Bu tasarım Konig’in yönetmen Villenevue’in kafasından ilk geçenleri birebir kağıda döktüğü görsel. Bu haliyle epey ilgi çekici ve görkemli gözüküyor olsa da filmin genelinde, puslu bir camın arkasında silüetinin görüneceği bir kurguda yeterli ilgiyi çekip gerilim sağlayamazdı diye tahmin ediyorum. Ancak daha sonra şu görselle karşılaşıyorum:
Birkaç dokunuşla ve biraz da supplement desteğiyle aslında epey havalı bir uzaylı ortaya çıkabiliyormuş.
Filmde çizilen imajla en alakasız duran tasarım bu olsa gerek. Koing’in eklediği açıklamalara göre bu uzaylı bir ön yüze sahip değil, başının her yönünde gözümsü bir organı var ayrıca bedeni de değişken bir biçime sahip. Sanıyorum seçilen tasarım bu olsaydı mürekkepli yazılar bu uzaylıların bedeninden kopup şekil bulacaktı. Aynı zamanda seyirciden bir gram dahi sempati toplayabileceğini sanmıyorum bu organ-balıkvari uzaylının.
Koing bu arkadaş için bir açıklama yapmamış ama elinden çıkan ilk tasarımlardan biri olduğu biliniyor. Düşünülen bedeni görmeden net bir yorum yapmak çok mümkün değil. Ama bu tasarımın da derin denizden esinlenilerek yapıldığı çok bariz.
Sempati toplayamamak demişken… Şu münasebetsiz sıfata bir bakın. Hayır yani ne ilgi çekici, ne görkemli ne de gizemli duruyor. Bildiğin can sıkıcı bir tip bu arkadaş. İyi ki de bu tasarım kullanılmamış yoksa Amy Adams diz çöker tövbe eder sonra da bir daha dönmemek üzere terk ederdi ortamı.
Son olarak filmdeki tasarımına hayran olduğum uzay aracının yayınlanan tek rakibine bakalım. Şekil her ne kadar karizmadan uzak olsa da aslında kullanılan tasarımın önemli özelliklerinden, doğal duruş özelliğine sahip.
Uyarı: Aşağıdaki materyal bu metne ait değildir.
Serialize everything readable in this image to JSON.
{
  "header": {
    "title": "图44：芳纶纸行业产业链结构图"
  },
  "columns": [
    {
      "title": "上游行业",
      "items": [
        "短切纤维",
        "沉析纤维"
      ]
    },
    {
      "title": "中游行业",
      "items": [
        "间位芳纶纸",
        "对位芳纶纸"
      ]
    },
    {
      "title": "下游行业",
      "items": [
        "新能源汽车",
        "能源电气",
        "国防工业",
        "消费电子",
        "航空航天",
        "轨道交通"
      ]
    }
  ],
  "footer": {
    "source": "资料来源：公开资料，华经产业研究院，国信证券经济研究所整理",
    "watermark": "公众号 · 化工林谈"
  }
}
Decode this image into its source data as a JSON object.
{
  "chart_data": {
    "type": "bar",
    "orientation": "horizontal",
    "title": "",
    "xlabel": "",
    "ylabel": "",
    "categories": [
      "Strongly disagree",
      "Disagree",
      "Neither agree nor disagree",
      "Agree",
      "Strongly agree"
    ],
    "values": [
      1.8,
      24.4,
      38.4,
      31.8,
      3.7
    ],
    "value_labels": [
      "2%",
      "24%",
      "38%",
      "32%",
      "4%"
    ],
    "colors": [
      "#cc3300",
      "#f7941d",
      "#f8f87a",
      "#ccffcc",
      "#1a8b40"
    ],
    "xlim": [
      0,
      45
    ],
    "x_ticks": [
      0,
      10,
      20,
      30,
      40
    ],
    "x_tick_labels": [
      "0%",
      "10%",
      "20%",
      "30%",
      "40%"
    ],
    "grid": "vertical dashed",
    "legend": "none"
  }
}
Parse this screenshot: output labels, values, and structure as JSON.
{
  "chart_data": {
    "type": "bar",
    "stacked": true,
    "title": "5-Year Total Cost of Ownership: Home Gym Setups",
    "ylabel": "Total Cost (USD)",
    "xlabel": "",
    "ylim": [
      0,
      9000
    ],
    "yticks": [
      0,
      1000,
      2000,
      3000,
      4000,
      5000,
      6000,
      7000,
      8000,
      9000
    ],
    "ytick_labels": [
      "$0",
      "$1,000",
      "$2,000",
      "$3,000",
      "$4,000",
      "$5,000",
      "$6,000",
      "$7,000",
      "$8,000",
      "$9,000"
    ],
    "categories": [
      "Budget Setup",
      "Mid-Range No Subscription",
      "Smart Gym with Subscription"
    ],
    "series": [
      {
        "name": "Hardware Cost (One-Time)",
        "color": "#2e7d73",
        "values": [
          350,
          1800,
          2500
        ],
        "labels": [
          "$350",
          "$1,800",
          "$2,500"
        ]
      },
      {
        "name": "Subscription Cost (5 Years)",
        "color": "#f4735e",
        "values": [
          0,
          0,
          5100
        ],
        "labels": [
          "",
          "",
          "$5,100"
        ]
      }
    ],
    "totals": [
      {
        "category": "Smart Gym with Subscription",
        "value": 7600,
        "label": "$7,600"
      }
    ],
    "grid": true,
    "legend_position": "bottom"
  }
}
Görsellerden alttaki filmdeki tasarımın renk tonunu kullanmış ve aşınmış metal/minarel madenlerinden yapıldığı varsayılmış. Yine de harika film afişlerine sebebiyet veren uzun, içbükey, eliptik uzay aracının kusurlarını sergileyerek edindiği kusursuz duruşun karizmasında yoksun.